El Vangel

Mimep 2013

Introduzione

La poesia evangelica di don Edo Mörlin

Ogni lingua e ogni dialetto ha il suo sapore e traduce una visione del mondo e delle cose rara e irripetibile come una farfalla tropicale in via di estinzione. Così, come il napoletano canta e conclama una visione solare della vita, il dialetto milanese – la lingua del Porta e del Tessa – conserva ancora oggi una sua particolarissima vocazione all’umiltà, all’ironia e alla concretezza un po’ burbera e schiva: quel sorriso sulle cose, quella luce “lombarda”, quello sguardo che entra nei particolari. Così avviene per le cose umane. Figurarsi per le divine. Così la vita di Gesù raccontata dagli evangelisti nel dialetto aramaico, quando viene tradotta in milanese da un cuore e da una personalità come quella del sacerdote don Edo Mörlin acquista sfumature e toni che rinforzano il messaggio di Gesù, spezzano il pane della Sua parola, lo sbriciolano come si fa per renderlo appetibili agli uccellini. E viene in mente la parabola della donna cananea che si ciba delle briciole che cadono dalla mensa del padrone.

La poesia evangelica in dialetto milanese di don Edo Mörlin, scritta e poi declamata dal pulpito come lui usa fare dopo avere detto Messa in Italia o recitata dal palco negli spettacoli insieme all’attore milanese Marino Zerbin conserva intatti questi sapori, suoni colori e profumi così familiari ai milanesi... e anche a chi milanese non è ma ha vissuto a Milano abbastanza a lungo per capire, gustare e magari anche tentare di imitare il dialetto meneghino… cosi come noi milanesi tentiamo il vernacolo napoletano o pugliese.

La ricchezza del vernacolo di don Edo nasce da due fiotti di sangue paralleli che scorrono nelle sue vene generose di sacerdote, missionario e poeta. Due fiotti: uno bianco come le guglie del Duomo di Milano e uno rosso come la terra africana della sua Uganda. Don Edo (classe 1947) è stato ordinato sacerdote in Africa a Kitgum per imposizione delle mani del vescovo di Gulu . Don Edo viene da una famiglia e porta un cognome che indica un’interrotta generazione di nobiltà milanese: i Visconti. Il fratello di don Edo è l’ingegner Benigno Mörlin Visconti, direttore della Veneranda Fabbrica del Duomo. E all’ombra del Duomo don Edo è stato educato all’amore a Cristo e alla Chiesa particolare e universale, ambrosiana e quindi anche africana. Anzi ugandese. Don Edo ha portato il vangelo nel cuore dell’Africa traducendolo nel dialetto locale, il dialetto acioli. E come un’onda di ritorno, in contro esodo, ha tradotto per la sua Milano il vangelo – El vangel per il di d’incoeu – quasi che la nostra sia una terra nuovamente da evangelizzare. Dal’Africa credente alla vecchia Europa incredula e nichilista, all’anima cristiana di una Milano nascosta ma viva e capace di ascoltare la Parola di Dio e metterla in pratica con quel senso di solidarietà schiva ma sincero che è tipico del cuore lombardo.

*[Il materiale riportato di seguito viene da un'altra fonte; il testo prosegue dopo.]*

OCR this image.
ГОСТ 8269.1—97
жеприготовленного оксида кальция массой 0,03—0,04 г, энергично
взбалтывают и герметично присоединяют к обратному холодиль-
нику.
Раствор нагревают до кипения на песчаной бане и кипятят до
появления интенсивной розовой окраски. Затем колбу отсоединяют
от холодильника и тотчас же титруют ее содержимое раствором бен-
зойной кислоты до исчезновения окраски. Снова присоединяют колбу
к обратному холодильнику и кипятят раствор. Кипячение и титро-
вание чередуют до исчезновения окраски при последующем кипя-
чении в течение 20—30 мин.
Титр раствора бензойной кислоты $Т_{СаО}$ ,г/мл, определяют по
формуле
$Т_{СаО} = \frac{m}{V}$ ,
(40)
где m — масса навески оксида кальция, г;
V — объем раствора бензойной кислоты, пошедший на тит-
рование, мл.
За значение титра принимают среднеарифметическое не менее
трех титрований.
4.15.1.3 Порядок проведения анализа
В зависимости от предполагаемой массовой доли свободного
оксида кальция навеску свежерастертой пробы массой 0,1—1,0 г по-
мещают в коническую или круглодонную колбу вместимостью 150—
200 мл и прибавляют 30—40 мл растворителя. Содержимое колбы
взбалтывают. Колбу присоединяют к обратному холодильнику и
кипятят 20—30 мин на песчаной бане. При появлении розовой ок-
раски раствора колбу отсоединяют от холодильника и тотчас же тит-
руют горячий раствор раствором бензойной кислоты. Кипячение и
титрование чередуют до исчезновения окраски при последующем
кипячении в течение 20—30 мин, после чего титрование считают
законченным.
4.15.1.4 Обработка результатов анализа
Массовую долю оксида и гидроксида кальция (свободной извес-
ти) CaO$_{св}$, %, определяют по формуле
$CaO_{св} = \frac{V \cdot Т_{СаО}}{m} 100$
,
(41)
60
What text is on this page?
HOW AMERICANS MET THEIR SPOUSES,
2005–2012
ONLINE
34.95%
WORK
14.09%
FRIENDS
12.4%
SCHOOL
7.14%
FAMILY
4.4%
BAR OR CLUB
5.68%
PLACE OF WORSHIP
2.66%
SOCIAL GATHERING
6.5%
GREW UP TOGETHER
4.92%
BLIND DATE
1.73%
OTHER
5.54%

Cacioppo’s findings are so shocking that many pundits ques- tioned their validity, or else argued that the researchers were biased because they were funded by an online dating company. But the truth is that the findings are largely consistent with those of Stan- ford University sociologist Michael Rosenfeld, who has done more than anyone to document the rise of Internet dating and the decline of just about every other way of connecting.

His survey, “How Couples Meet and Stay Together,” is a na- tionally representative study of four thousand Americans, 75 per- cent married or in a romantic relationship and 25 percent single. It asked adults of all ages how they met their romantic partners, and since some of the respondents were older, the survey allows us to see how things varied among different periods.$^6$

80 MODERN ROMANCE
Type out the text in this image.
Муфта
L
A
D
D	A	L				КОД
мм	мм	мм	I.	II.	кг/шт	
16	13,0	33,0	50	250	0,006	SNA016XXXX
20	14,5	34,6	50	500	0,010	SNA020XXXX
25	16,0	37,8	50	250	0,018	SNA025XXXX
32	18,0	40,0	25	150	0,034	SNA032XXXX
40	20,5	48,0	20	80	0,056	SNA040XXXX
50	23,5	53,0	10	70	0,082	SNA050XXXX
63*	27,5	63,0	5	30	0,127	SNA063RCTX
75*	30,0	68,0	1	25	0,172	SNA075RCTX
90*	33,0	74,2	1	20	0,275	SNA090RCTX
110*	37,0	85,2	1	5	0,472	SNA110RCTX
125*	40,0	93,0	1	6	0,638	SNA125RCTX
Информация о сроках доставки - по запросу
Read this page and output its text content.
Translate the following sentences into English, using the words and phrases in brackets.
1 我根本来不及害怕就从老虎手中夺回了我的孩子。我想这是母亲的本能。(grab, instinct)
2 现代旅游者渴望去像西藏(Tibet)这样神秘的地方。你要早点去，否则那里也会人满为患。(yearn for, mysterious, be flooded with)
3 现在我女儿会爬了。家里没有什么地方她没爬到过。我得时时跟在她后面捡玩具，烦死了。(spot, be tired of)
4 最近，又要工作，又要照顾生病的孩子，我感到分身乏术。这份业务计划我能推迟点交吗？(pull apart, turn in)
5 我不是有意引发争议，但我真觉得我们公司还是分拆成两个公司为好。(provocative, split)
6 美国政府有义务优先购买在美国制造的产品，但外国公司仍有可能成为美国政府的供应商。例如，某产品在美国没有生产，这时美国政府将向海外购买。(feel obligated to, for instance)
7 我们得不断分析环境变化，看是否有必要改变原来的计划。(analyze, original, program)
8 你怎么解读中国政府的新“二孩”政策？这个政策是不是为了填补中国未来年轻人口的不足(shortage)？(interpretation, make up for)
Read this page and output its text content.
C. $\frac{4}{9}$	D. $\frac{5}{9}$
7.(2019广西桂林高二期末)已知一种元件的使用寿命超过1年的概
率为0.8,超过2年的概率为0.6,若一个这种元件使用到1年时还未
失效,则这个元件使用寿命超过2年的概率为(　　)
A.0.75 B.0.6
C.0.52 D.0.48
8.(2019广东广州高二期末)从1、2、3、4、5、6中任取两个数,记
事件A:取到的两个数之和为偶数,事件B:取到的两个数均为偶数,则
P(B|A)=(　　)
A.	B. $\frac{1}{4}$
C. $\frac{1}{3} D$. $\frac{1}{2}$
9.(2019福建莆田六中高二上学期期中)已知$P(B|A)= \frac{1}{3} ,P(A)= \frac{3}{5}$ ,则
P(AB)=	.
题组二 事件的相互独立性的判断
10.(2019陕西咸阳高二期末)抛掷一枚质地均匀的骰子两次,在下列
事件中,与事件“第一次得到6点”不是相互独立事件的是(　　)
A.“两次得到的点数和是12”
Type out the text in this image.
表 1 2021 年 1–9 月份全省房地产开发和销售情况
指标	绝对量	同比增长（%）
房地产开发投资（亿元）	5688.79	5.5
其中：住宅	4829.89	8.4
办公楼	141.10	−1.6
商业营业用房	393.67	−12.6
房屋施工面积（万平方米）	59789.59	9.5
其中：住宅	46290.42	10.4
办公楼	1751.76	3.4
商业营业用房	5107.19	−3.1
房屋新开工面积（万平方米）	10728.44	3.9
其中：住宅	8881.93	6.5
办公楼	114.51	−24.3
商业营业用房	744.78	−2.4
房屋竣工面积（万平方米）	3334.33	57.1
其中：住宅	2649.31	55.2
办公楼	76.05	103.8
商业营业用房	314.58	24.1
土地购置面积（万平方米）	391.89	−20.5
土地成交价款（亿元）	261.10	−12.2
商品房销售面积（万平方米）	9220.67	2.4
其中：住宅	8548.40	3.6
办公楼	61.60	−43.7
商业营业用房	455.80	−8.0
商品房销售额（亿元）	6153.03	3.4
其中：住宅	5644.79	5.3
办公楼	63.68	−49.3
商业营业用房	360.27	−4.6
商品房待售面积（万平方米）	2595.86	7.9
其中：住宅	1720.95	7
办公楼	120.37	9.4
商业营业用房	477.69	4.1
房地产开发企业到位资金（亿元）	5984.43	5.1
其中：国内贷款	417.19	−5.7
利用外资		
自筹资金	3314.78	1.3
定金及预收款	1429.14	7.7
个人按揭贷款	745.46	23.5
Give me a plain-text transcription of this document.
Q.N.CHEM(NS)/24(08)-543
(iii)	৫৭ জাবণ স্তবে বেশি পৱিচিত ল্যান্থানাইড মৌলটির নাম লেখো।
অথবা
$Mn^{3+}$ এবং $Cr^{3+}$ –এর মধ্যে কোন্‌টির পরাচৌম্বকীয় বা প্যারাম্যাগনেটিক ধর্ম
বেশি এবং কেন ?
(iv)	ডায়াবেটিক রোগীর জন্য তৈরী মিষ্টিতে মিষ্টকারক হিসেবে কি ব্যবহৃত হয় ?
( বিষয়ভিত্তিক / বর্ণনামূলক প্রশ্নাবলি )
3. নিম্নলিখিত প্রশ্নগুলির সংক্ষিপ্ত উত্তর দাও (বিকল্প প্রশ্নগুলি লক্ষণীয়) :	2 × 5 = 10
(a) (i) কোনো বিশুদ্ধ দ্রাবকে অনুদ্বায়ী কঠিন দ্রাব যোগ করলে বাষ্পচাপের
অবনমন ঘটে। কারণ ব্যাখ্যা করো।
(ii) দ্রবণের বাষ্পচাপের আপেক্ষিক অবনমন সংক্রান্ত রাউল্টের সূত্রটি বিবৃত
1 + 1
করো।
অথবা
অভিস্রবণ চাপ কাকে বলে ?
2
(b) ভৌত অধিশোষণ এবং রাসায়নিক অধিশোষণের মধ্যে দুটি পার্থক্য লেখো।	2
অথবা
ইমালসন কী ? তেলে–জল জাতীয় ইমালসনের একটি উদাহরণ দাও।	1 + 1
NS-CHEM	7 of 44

Scrivere in rime e in puro milanese il vangelo poi non è operazione di facciata, da revival, ma traduce in un ritmo che potrebbe essere quello dei salmi (pura poesia appunto), la storia di un popolo che, come tutti i popoli della terra, alla sua origine ha trovato nella poesia il motivo, lo scopo , la linfa della sua stessa esistenza.

Così questo vangelo in endecasillabi fa rivivere nelle vie e nelle piazze milanesi le vicende della vita di Gesù avvenute tra le mura di Gerusalemme, nelle campagne assolate e sotto i cieli della Palestina. Leggete una delle prime composizioni: Gesù tra i dottori del tempio. Vi ritroverete con Giuseppe e Maria alla ricerca di Gesù, sperduti per le strade e tra i suoni e i rumori di una Gerusalemme che assomiglia ben presto a Milano: il Tempio diventa il Domm e i due santi pellegrini che passano per le strade evitando la confusione della Fiera degli Obei Obej finiscono per passare la notte sui gradini di Porta Orientale (a due passi dai Giardini Pubblici), così come facevano e come fanno tuttora i “barboni” della vecchia e nuova Milano.